Interdisciplinary Reach


My research engages art history, history, religious studies, literary studies, book history, material culture, and archival studies. Across both research and teaching, I aim to make manuscript cultures legible to specialists and broader audiences alike, while maintaining rigorous attention to the intellectual and material specificity these objects demand.

Upcoming Research Projects (2026)

Australian & New Zealand Rare Book School — State Library of New South Wales
Research and Special Collections Engagement
February 2026 

Intensive course examining how rare books and manuscripts are represented in popular media, including the historical origins of these depictions, processes of remediation and embellishment, and the role of commercialism and cultural reception. Includes hands‑on study of special collections at the State Library of New South Wales and related materials at the University of Sydney. Additional research will be conducted with Middle Eastern and Islamicate manuscript and rare book holdings accessible through the State Library’s catalogue and special collections, supporting broader scholarship in manuscript studies and visual culture.

University of Sydney Library — Special Collections
Manuscript Research and Collection Analysis, 2026

Focused research on Islamicate manuscripts and related rare materials held in the University of Sydney Library’s Special Collections. This work will involve close codicological and material analysis, with attention to script, illumination, binding, and provenance. The research will contribute to a deeper understanding of the Library’s holdings within broader transregional manuscript traditions and support improved scholarly description and contextualization of these materials.

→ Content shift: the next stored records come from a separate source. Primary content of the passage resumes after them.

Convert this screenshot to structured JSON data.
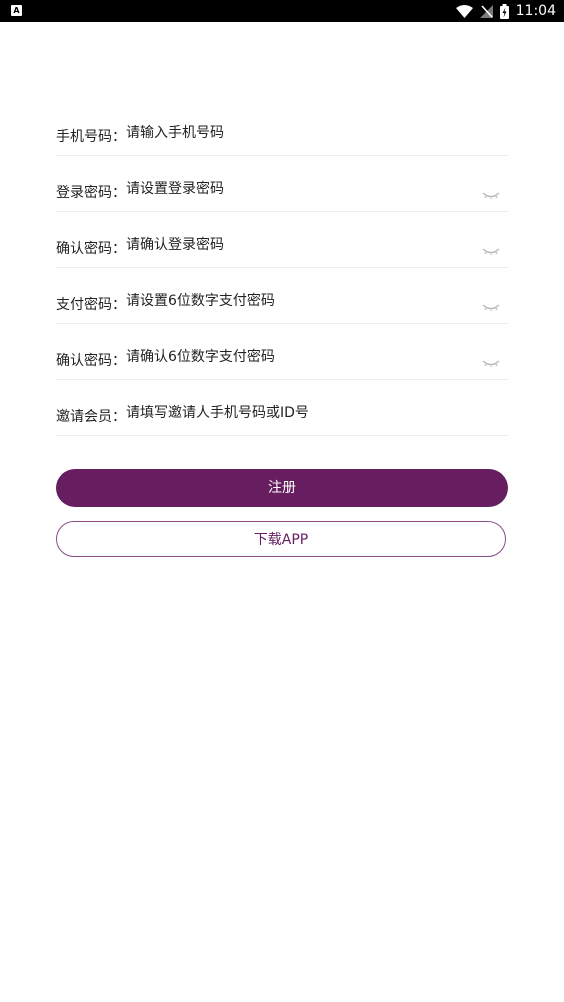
{
  "status_bar": {
    "app_icon": "A",
    "time": "11:04",
    "icons": [
      "wifi-icon",
      "no-signal-icon",
      "battery-charging-icon"
    ]
  },
  "form": {
    "phone": {
      "label": "手机号码：",
      "placeholder": "请输入手机号码"
    },
    "login_password": {
      "label": "登录密码：",
      "placeholder": "请设置登录密码"
    },
    "confirm_login_password": {
      "label": "确认密码：",
      "placeholder": "请确认登录密码"
    },
    "pay_password": {
      "label": "支付密码：",
      "placeholder": "请设置6位数字支付密码"
    },
    "confirm_pay_password": {
      "label": "确认密码：",
      "placeholder": "请确认6位数字支付密码"
    },
    "invite": {
      "label": "邀请会员：",
      "placeholder": "请填写邀请人手机号码或ID号"
    }
  },
  "buttons": {
    "register": "注册",
    "download": "下载APP"
  },
  "colors": {
    "accent": "#661e60",
    "divider": "#ececec",
    "status_bar": "#000000"
  }
}
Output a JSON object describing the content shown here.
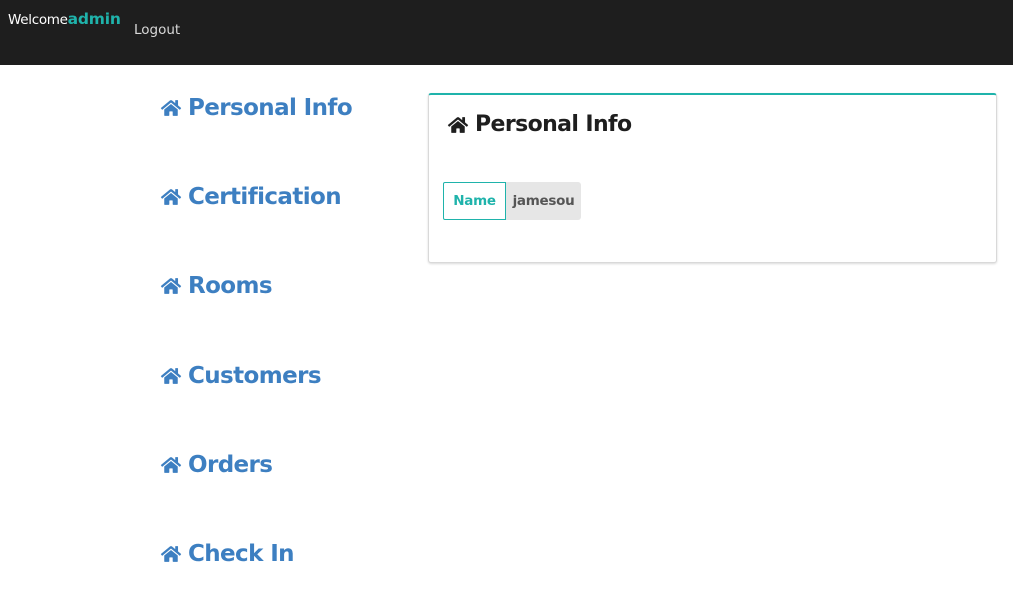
{
  "header": {
    "welcome_text": "Welcome",
    "username": "admin",
    "logout_label": "Logout"
  },
  "sidebar": {
    "icon": "home-icon",
    "items": [
      {
        "label": "Personal Info"
      },
      {
        "label": "Certification"
      },
      {
        "label": "Rooms"
      },
      {
        "label": "Customers"
      },
      {
        "label": "Orders"
      },
      {
        "label": "Check In"
      }
    ]
  },
  "panel": {
    "icon": "home-icon",
    "title": "Personal Info",
    "fields": [
      {
        "label": "Name",
        "value": "jamesou"
      }
    ]
  },
  "colors": {
    "topbar_bg": "#1e1e1e",
    "accent_teal": "#1fb3ab",
    "nav_blue": "#3d7fc1"
  }
}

National Gallery of Australia, Canberra
Manuscripts, Material Culture, and Art-Historical Contexts, 2026

Art Gallery of New South Wales, Sydney
Object-Based Research and Curatorial Contexts, 2026

Object-based research on selected works from the Art Gallery of New South Wales, with a focus on material analysis and curatorial interpretation. This research will investigate the historical, artistic, and institutional contexts of manuscripts and related objects, supporting broader discussions of display, collection history, and the interpretation of Islamicate material culture within museum settings.

Rare Book School (RBS)
Researching Medieval Manuscripts: From Cataloging to Cultural History
July 5 to 10, 2026
University of Oxford, United Kingdom

Intensive in person course offered by Rare Book School focusing on the codicological description and cultural history of medieval manuscripts. The program emphasizes manuscript structure, materials, methods of production, cataloging practices, and interpretive approaches to manuscript studies within their historical and cultural contexts.

Bodleian Library, University of Oxford
Oxford, United Kingdom

Independent research at the Bodleian Library examining Mughal and Persianate paintings and related manuscript materials. The research will focus on visual analysis, marginalia, inscriptions, and material features in order to support broader scholarly work on manuscript painting and early modern cross cultural artistic exchange.